About eighteen months ago I wrote about going back to Vim as my daily text editor. It was a bust, and I went back to TextMate after about a week.

Suddenly it’s the year 2010, and I’m typing this in Vim. What happened? My itch was re-scratched if you will. I was wary of some of TextMate’s perceived shortcomings, and honestly I missed having a command and insert mode. It may sound stupid, but I really prefer that way of working with text and code. TextMate is still a nice editor, but seeing its development coming to a perceived halt made me realize that Vim is simply forever, not being developed by just one guy, but a community.

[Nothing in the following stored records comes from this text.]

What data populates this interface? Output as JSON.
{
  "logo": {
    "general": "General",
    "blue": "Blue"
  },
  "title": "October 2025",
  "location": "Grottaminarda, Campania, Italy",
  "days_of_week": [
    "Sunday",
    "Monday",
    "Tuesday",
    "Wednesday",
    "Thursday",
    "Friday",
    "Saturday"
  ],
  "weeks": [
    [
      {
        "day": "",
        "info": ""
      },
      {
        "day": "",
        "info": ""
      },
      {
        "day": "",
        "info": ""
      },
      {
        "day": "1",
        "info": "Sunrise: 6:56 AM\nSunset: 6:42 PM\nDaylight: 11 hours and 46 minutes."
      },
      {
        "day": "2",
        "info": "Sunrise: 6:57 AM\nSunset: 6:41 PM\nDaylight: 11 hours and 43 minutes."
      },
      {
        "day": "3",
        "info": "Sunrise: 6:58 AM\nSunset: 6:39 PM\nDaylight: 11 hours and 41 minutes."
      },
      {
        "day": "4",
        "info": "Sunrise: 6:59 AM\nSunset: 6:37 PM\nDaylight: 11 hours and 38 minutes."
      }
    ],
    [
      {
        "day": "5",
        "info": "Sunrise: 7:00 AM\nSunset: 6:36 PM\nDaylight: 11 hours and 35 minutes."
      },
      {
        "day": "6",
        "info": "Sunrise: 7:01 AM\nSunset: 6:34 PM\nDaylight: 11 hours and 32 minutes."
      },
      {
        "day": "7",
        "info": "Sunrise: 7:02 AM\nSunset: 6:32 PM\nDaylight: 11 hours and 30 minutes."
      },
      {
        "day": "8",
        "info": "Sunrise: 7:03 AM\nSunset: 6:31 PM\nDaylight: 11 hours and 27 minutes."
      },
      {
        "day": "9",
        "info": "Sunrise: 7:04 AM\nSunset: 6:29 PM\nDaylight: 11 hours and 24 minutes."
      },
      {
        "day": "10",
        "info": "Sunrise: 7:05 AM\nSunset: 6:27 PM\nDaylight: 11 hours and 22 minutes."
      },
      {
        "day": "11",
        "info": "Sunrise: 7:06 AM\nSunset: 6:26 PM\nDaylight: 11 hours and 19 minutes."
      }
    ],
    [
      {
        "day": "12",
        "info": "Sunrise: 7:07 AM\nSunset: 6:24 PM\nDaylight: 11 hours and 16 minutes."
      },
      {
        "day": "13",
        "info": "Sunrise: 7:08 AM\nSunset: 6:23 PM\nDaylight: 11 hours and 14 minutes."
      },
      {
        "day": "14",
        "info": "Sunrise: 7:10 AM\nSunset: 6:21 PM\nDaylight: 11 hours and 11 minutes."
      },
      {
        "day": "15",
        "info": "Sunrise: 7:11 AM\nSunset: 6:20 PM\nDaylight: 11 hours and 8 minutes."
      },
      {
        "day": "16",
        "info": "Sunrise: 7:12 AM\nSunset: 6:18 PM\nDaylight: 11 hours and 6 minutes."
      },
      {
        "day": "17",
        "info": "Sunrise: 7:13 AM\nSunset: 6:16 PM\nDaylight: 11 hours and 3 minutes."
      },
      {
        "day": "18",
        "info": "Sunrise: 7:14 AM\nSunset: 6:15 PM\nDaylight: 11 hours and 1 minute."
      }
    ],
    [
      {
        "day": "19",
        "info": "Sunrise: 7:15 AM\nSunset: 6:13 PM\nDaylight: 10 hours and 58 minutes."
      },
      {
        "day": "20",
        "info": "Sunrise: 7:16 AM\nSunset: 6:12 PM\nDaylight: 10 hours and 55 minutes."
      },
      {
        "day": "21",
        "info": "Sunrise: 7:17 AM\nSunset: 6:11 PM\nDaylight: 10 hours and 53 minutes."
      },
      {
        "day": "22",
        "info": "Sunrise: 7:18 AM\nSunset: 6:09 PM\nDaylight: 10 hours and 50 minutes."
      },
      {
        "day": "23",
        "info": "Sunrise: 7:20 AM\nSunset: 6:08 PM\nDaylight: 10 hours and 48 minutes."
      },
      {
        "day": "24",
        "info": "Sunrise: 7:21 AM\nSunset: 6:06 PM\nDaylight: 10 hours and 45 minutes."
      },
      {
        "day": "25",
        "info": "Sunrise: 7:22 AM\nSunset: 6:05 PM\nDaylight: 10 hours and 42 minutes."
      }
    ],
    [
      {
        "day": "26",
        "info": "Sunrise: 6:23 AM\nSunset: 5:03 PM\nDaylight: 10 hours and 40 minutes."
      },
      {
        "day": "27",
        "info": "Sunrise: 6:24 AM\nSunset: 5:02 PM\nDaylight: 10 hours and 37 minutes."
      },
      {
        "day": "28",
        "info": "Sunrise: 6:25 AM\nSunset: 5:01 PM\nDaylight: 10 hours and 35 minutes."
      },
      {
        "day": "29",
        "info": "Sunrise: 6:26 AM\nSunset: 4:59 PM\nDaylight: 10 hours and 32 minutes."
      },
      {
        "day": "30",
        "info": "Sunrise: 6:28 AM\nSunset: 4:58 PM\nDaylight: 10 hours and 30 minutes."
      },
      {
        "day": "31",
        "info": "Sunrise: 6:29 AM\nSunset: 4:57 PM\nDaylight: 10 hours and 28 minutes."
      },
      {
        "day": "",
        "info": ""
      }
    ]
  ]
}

It’s also worth mentioning that I simply started from scratch. Last time I built upon a configuration that grew over the years, and that included things about whose purpose I just had no idea. I watched the Smash Into Vim PeepCode too, and started with the clean slate configuration set that comes with it. If you’re thinking of getting (back) into Vim, it’s highly recommended, it’s sure to wet your appetite. There’s also a collection of screencasts and a free book on Vim 7 available on the interwebs. I have some useful links in my bookmark collection too.

There’s been a lot of developments around scripts for Vim that bring TextMate-like functionality, or that support things like Cucumber, smart quotes and auto-closing braces, or even the most awesome Git integration you’ll find. But the nicest of them all is Pathogen, a script that allows you to keep all your other scripts in separate places, not losing overview of what’s installed where, and in which version.

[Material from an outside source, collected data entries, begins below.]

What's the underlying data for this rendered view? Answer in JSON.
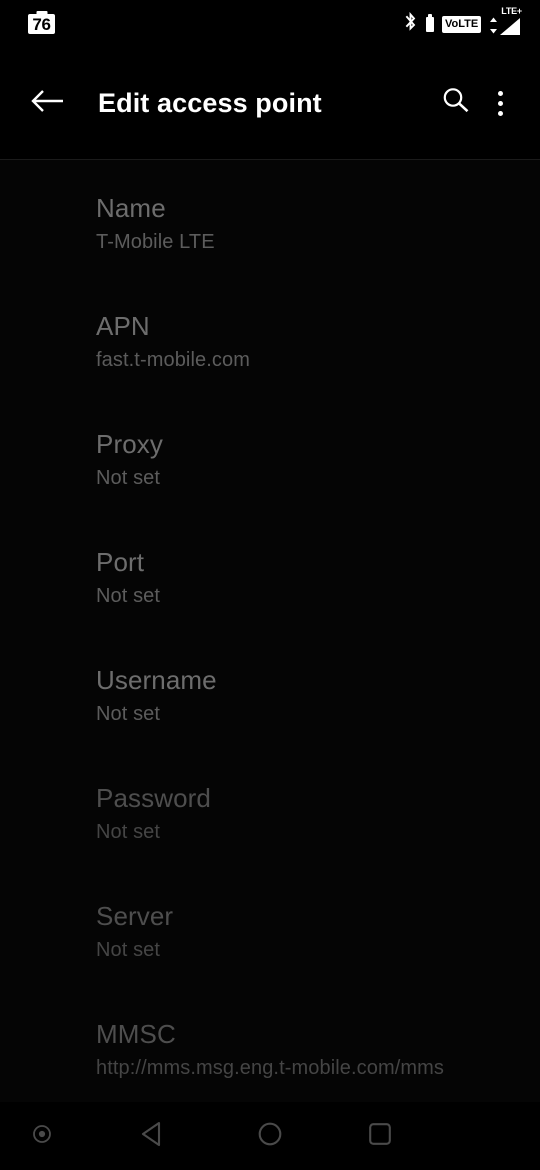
{
  "status_bar": {
    "battery_percent": "76",
    "bluetooth_icon": "bluetooth-icon",
    "headset_battery_icon": "battery-small-icon",
    "volte_label": "VoLTE",
    "network_type": "LTE+",
    "data_arrows_icon": "data-transfer-arrows-icon",
    "signal_icon": "signal-bars-icon"
  },
  "app_bar": {
    "back_icon": "arrow-left-icon",
    "title": "Edit access point",
    "search_icon": "search-icon",
    "overflow_icon": "more-vertical-icon"
  },
  "preferences": [
    {
      "title": "Name",
      "summary": "T-Mobile LTE"
    },
    {
      "title": "APN",
      "summary": "fast.t-mobile.com"
    },
    {
      "title": "Proxy",
      "summary": "Not set"
    },
    {
      "title": "Port",
      "summary": "Not set"
    },
    {
      "title": "Username",
      "summary": "Not set"
    },
    {
      "title": "Password",
      "summary": "Not set"
    },
    {
      "title": "Server",
      "summary": "Not set"
    },
    {
      "title": "MMSC",
      "summary": "http://mms.msg.eng.t-mobile.com/mms"
    }
  ],
  "nav_bar": {
    "assistant_icon": "assistant-circle-icon",
    "back_icon": "triangle-back-icon",
    "home_icon": "circle-home-icon",
    "recents_icon": "square-recents-icon"
  },
  "colors": {
    "background": "#000000",
    "content_background": "#050505",
    "title_text": "#ffffff",
    "pref_title_text": "#6d6d6d",
    "pref_summary_text": "#5c5c5c",
    "divider": "#1b1b1b",
    "nav_icon": "#4a4a4a"
  }
}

Coming from TextMate, you’re gonna miss the “Go To File” dialog, I’m sure. Check out Command-T, which does exactly that, only with path-matching sprinkled on top. It’s not as fast unfortunately, but a lot faster to use than the annoying fuzzy thing I used the last time I tried to live on Vim. There’s also PeepOpen, but it always opens files in new tabs, and that can get quite annoying, as new Vim tabs are quite different from Vim buffers. For project views I use NERDtree, though LustyExplorer also seems acceptable.

As I said, I started from scratch, with a clean slate. So the decent thing to do was to put all my Vim configuration files on GitHub. They include all the scripts I’m using, and my configuration, all neatly separated into different bundles thanks to Pathogen. There’s a couple of things that are still a bit wonky. Lusty Juggler doesn’t work as advertised all the time, though it’s a neat tool, allowing you to quickly select one of a list of the latest open buffers. RubyTest is quite weird, and I’m thinking of dumping it completely, and simply rolling my own commands to run tests based on it. The rails.vim script package does include some support to run tests too, but not to execute a single test case.

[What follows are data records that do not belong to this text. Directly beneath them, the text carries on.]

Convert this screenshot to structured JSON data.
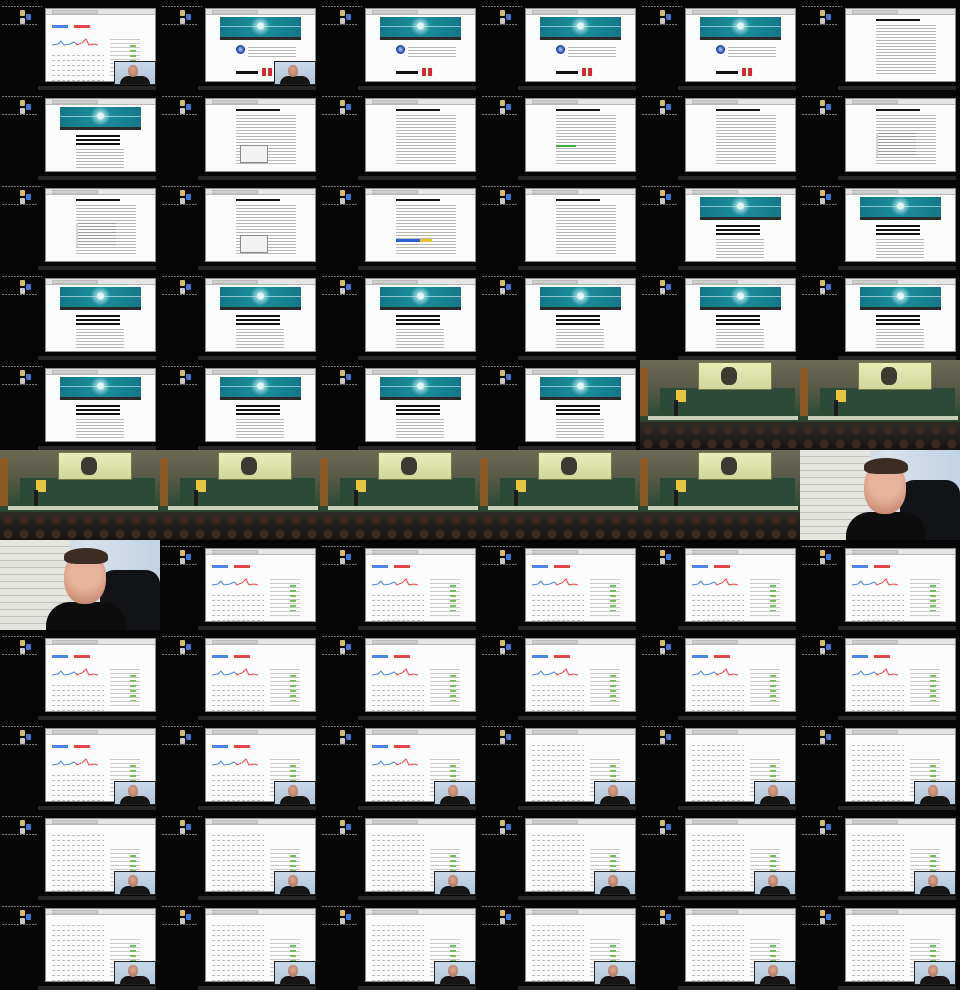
{
  "title": "",
  "grid": {
    "columns": 6,
    "rows": 11
  },
  "frames": [
    {
      "scene": "dashboard",
      "webcam": true
    },
    {
      "scene": "site-home",
      "webcam": true
    },
    {
      "scene": "site-home",
      "webcam": false
    },
    {
      "scene": "site-home",
      "webcam": false
    },
    {
      "scene": "site-home",
      "webcam": false
    },
    {
      "scene": "article-text",
      "webcam": false
    },
    {
      "scene": "site-article",
      "webcam": false
    },
    {
      "scene": "article-diagram",
      "webcam": false
    },
    {
      "scene": "article-text",
      "webcam": false
    },
    {
      "scene": "article-green",
      "webcam": false
    },
    {
      "scene": "article-text",
      "webcam": false
    },
    {
      "scene": "article-code",
      "webcam": false
    },
    {
      "scene": "article-code",
      "webcam": false
    },
    {
      "scene": "article-diagram",
      "webcam": false
    },
    {
      "scene": "article-bluebar",
      "webcam": false
    },
    {
      "scene": "article-text",
      "webcam": false
    },
    {
      "scene": "site-article",
      "webcam": false
    },
    {
      "scene": "site-article",
      "webcam": false
    },
    {
      "scene": "site-article",
      "webcam": false
    },
    {
      "scene": "site-article",
      "webcam": false
    },
    {
      "scene": "site-article",
      "webcam": false
    },
    {
      "scene": "site-article",
      "webcam": false
    },
    {
      "scene": "site-article",
      "webcam": false
    },
    {
      "scene": "site-article",
      "webcam": false
    },
    {
      "scene": "site-article",
      "webcam": false
    },
    {
      "scene": "site-article",
      "webcam": false
    },
    {
      "scene": "site-article",
      "webcam": false
    },
    {
      "scene": "site-article",
      "webcam": false
    },
    {
      "scene": "lecture",
      "webcam": false
    },
    {
      "scene": "lecture",
      "webcam": false
    },
    {
      "scene": "lecture",
      "webcam": false
    },
    {
      "scene": "lecture",
      "webcam": false
    },
    {
      "scene": "lecture",
      "webcam": false
    },
    {
      "scene": "lecture",
      "webcam": false
    },
    {
      "scene": "lecture",
      "webcam": false
    },
    {
      "scene": "webcam",
      "webcam": false
    },
    {
      "scene": "webcam",
      "webcam": false
    },
    {
      "scene": "dashboard",
      "webcam": false
    },
    {
      "scene": "dashboard",
      "webcam": false
    },
    {
      "scene": "dashboard",
      "webcam": false
    },
    {
      "scene": "dashboard",
      "webcam": false
    },
    {
      "scene": "dashboard",
      "webcam": false
    },
    {
      "scene": "dashboard",
      "webcam": false
    },
    {
      "scene": "dashboard",
      "webcam": false
    },
    {
      "scene": "dashboard",
      "webcam": false
    },
    {
      "scene": "dashboard",
      "webcam": false
    },
    {
      "scene": "dashboard",
      "webcam": false
    },
    {
      "scene": "dashboard",
      "webcam": false
    },
    {
      "scene": "dashboard",
      "webcam": true
    },
    {
      "scene": "dashboard",
      "webcam": true
    },
    {
      "scene": "dashboard",
      "webcam": true
    },
    {
      "scene": "dashboard-list",
      "webcam": true
    },
    {
      "scene": "dashboard-list",
      "webcam": true
    },
    {
      "scene": "dashboard-list",
      "webcam": true
    },
    {
      "scene": "dashboard-list",
      "webcam": true
    },
    {
      "scene": "dashboard-list",
      "webcam": true
    },
    {
      "scene": "dashboard-list",
      "webcam": true
    },
    {
      "scene": "dashboard-list",
      "webcam": true
    },
    {
      "scene": "dashboard-list",
      "webcam": true
    },
    {
      "scene": "dashboard-list",
      "webcam": true
    },
    {
      "scene": "dashboard-list",
      "webcam": true
    },
    {
      "scene": "dashboard-list",
      "webcam": true
    },
    {
      "scene": "dashboard-list",
      "webcam": true
    },
    {
      "scene": "dashboard-list",
      "webcam": true
    },
    {
      "scene": "dashboard-list",
      "webcam": true
    },
    {
      "scene": "dashboard-list",
      "webcam": true
    }
  ],
  "colors": {
    "banner": "#0f6c7a",
    "chart_blue": "#4b83e6",
    "chart_red": "#e24747",
    "hall_board": "#2b4a37"
  }
}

In general, I haven’t found anything that works in TextMate that you can’t somehow get to work in Vim. Yes, I’ve used the word somehow. It’s not easy as pie all of the time, and it can be different, heck it’s a different editor. But I willingly accept that, because as a text editor, I find Vim to be a lot better than TextMate.

I’ve been back on Vim for a month now, and I’m not looking back at all. It’s like coming back to an old friend and learning what awesome things he’s been up to. It’s pretty much as exciting as playing with new technologies at the moment. Learning new things can be pretty exciting, even if it’s just another text editor. But it’s not all fun and giggles. I have some annoyances still, but no editor is perfect. I’m more willing to accept Vim’s for the increased text surgeon skills than TextMate’s, to be frank. TextMate is still a nice editor, don’t get me wrong, my heart just always belonged to Vim.

Honestly, I’m more willing to invest my learning time in an editor that I know I can use everywhere than one I can only use on the Mac with a running user interface. I’m using Vim on every server I’m managing, so why not on my local machine? Vim makes me think about how I can edit text in the most efficient way possible, and I like that very much. It even made me map my caps-lock key to control, finally!

Update: Was just tipped off that PeepOpen can be made to behave properly and open files in the current MacVim tab. When you set your MacVim options like in the picture below (notice the part “Open files from applications”), it works a treat. Thanks, Mutwin!